The T-cell response, a white blood cell that plays a huge role in immunity, was induced, reaching maximum levels after 14 days and kept steady for 2 months after administration. According to the chief investigator of the Oxford trial, the vaccine“did not lead to any unexpected reactions and had a similar safety profile to previous vaccines of this type.” Post-administration side effects were just the usual pain at the injection site, manageable headache, fatigue, chills, and muscle ache, among others.
While this result still does not suffice in determining whether or not it will cure or prevent Covid-19, further trials are being planned in other virus-infected countries such as the UK, South Africa, and Brazil. There are also talks of testing vaccine efficacy by intentionally infecting volunteers with the virus after vaccination, but this concerns many due to a lack of available treatments.

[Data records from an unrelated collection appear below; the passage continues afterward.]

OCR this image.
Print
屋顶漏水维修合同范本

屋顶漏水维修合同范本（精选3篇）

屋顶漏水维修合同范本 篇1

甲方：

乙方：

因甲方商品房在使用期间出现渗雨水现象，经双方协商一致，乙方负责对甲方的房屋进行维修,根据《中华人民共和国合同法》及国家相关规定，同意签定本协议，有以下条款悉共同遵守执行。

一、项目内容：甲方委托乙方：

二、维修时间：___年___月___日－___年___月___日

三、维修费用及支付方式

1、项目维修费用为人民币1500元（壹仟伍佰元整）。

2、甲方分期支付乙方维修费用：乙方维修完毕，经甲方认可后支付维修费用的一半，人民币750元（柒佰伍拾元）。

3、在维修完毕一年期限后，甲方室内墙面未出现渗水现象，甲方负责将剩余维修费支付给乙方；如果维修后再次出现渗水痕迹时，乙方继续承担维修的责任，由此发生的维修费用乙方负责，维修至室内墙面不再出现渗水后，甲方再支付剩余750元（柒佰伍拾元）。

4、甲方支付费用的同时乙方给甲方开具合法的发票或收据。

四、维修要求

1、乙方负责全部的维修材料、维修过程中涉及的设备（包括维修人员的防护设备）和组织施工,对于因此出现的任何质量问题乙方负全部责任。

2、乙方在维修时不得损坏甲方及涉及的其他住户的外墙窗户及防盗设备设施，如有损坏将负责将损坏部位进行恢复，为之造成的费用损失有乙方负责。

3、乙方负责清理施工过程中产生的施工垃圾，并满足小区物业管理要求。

The vaccine still has quite a long process to undergo before it can be given the green light for mass production, but researchers are optimistic that it will be able to pass through the trials smoothly and distribute doses as soon as possible.
The UK has already secured a deal with AstraZeneca, awaiting 100 million doses from the company. The country currently has more than 295,000 cases, with 45,318 deaths as of July 20, 2020.